电导滴定跟其它很多一大类定量分析方法的特点,都是先获取一系列数据点,然后描点、拟合曲线,找不同特征的趋势段,然后找转折点。以前,这种都是要在“坐标纸”上完成的。
有了强大的Wolfram的Notebook式的工具之后,我就想着,如何尽量减少手工操作,也提高效率和准确度,降低人为的失误率。
首先,我是借助了chatgpt 3.5免费的功能,把从Excel里面描的点,转换称mathematica能够识别的脚本的格式。这个直接复制Excel里面规则的数据,然后,让chatgpt帮你对这些数据作图或干点别的,给出mathematica的脚本,就能得到了。
然后有了数据,就是试算、补充和更新、优化代码了。这个程序至少眼前只有我自己知道怎么用,想要让它完全傻瓜式输入数据就直接给出结果还不现实。但分享出来,万一以后自己想看看呢。
ClearAll["Global`*"]
data = {{0, 4.95}, {1, 4.84}, {2, 4.72}, {3, 4.60}, {4, 4.49}, {5,
4.37}, {6, 4.26}, {7, 4.15}, {8, 4.04}, {9, 3.94}, {10,
3.84}, {11, 3.74}, {12, 3.64}, {13, 3.54}, {14, 3.44}, {15,
3.34}, {16, 3.24}, {17, 3.14}, {18, 3.05}, {19, 2.96}, {20,
2.87}, {21, 2.78}, {22, 2.69}, {23, 2.60}, {24, 2.52}, {25,
2.44}, {26, 2.35}, {27, 2.28}, {28, 2.21}, {29, 2.16}, {30,
2.17}, {31, 2.20}, {32, 2.21}, {33, 2.35}, {34, 2.53}, {35,
2.72}, {36, 2.92}, {37, 3.11}, {38, 3.29}, {39, 3.48}, {40,
3.67}, {41, 3.86}, {42, 4.04}, {43, 4.22}, {44, 4.40}, {45,
4.58}, {46, 4.76}, {47, 4.94}};
nnlm = Fit[data, Table[x^n, {n, 0, 12}], x]

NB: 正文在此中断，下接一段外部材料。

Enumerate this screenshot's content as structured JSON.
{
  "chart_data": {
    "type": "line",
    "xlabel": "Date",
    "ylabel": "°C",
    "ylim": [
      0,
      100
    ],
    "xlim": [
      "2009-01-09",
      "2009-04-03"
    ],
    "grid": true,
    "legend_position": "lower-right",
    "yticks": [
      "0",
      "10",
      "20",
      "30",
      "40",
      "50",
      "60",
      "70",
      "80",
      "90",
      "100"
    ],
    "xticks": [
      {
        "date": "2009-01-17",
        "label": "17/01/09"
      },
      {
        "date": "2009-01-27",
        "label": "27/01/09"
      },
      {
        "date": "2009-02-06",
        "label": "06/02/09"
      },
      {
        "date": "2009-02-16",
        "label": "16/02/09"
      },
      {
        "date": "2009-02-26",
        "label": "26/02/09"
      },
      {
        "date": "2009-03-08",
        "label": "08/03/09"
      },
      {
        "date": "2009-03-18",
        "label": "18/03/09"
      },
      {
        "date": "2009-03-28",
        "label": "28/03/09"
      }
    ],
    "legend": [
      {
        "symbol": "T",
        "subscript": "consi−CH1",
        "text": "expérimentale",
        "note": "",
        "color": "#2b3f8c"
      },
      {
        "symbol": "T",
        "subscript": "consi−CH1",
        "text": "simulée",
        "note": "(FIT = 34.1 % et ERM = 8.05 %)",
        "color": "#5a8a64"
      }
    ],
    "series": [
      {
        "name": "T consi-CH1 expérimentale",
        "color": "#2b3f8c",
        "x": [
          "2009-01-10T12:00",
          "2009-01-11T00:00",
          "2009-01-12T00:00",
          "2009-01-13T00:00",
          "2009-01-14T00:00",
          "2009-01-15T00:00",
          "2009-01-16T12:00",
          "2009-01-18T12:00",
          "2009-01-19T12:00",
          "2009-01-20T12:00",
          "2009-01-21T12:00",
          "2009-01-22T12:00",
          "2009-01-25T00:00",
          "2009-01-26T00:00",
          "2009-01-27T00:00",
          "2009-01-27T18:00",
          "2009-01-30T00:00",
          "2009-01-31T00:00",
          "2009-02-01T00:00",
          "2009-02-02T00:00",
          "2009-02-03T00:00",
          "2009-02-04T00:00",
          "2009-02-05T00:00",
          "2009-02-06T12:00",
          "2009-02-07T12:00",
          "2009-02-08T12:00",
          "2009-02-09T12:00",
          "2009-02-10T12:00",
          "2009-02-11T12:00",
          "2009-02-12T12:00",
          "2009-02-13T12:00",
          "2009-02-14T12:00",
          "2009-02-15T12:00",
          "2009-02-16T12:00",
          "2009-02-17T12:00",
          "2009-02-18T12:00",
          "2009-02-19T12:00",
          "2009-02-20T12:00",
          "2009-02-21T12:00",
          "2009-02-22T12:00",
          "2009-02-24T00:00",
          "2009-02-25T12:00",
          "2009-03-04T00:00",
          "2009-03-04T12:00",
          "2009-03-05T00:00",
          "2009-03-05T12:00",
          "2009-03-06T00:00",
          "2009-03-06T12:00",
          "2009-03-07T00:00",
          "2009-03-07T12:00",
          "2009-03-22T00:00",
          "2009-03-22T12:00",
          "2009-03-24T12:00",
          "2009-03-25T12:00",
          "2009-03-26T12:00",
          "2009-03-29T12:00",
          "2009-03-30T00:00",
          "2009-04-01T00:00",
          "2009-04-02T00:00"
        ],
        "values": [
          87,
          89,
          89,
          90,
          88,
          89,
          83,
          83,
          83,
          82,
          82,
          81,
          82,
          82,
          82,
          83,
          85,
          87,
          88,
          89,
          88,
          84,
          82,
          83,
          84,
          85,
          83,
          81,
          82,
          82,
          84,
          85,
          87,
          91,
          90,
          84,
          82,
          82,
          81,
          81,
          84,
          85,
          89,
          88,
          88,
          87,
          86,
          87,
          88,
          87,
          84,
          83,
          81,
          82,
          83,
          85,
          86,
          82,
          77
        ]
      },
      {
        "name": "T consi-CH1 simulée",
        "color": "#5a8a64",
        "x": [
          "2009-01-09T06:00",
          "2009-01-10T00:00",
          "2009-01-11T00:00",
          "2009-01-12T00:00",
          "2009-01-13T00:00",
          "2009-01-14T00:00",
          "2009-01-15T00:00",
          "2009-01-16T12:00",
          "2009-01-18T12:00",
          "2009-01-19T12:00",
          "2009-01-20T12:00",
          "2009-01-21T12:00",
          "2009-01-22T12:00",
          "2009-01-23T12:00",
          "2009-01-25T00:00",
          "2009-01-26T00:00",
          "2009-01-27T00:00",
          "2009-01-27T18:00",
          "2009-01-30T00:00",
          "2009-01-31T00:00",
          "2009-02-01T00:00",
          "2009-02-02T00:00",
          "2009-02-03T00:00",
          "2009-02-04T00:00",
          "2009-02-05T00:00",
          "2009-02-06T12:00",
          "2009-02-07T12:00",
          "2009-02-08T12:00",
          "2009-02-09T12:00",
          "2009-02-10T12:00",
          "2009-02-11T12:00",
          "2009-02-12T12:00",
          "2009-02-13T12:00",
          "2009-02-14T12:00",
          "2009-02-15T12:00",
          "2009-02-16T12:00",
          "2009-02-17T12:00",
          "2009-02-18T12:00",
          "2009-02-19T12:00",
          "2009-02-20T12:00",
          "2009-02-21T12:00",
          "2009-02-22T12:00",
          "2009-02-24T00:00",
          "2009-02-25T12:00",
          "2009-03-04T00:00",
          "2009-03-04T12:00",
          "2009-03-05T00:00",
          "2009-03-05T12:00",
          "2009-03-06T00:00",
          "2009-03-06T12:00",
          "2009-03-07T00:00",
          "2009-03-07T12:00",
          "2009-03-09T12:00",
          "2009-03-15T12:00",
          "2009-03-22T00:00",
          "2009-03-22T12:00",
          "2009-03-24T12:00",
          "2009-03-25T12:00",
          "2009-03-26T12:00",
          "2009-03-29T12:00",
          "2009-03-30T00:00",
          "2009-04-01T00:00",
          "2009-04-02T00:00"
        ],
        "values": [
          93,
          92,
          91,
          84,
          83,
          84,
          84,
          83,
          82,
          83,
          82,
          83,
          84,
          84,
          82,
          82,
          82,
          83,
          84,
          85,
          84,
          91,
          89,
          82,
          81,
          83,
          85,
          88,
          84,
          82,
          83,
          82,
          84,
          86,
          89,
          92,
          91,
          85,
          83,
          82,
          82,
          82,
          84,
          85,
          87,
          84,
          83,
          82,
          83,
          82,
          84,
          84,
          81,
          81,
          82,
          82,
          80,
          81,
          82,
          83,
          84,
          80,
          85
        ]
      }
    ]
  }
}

(*minMeanMax[min_,max_]:={{min,min},{(max-min)/2,(max+min)/50},{max,\
max}}*)
Show[Plot[nnlm, {x, 0, 50}, PlotStyle -> {Thin, Green},
AxesOrigin -> {0, 1.5}], ListPlot[data, AxesOrigin -> {0, 2}],
Frame -> True, FrameTicks -> Automatic,
Epilog -> {{Red, PointSize -> .015,
Point[Transpose@{(x /. NSolve[D[nnlm, {x, 3}] == 0, x] //
Flatten) //
Cases[#, _Real] &, (nnlm /. NSolve[D[nnlm, {x, 3}] == 0, x] //
Flatten // Cases[#, _Real] &)}]}}]
index[data_, lowB_, upperB_] :=
data[[Position[data, _?(# >= lowB && # <= upperB &)][[;; , 1]]]]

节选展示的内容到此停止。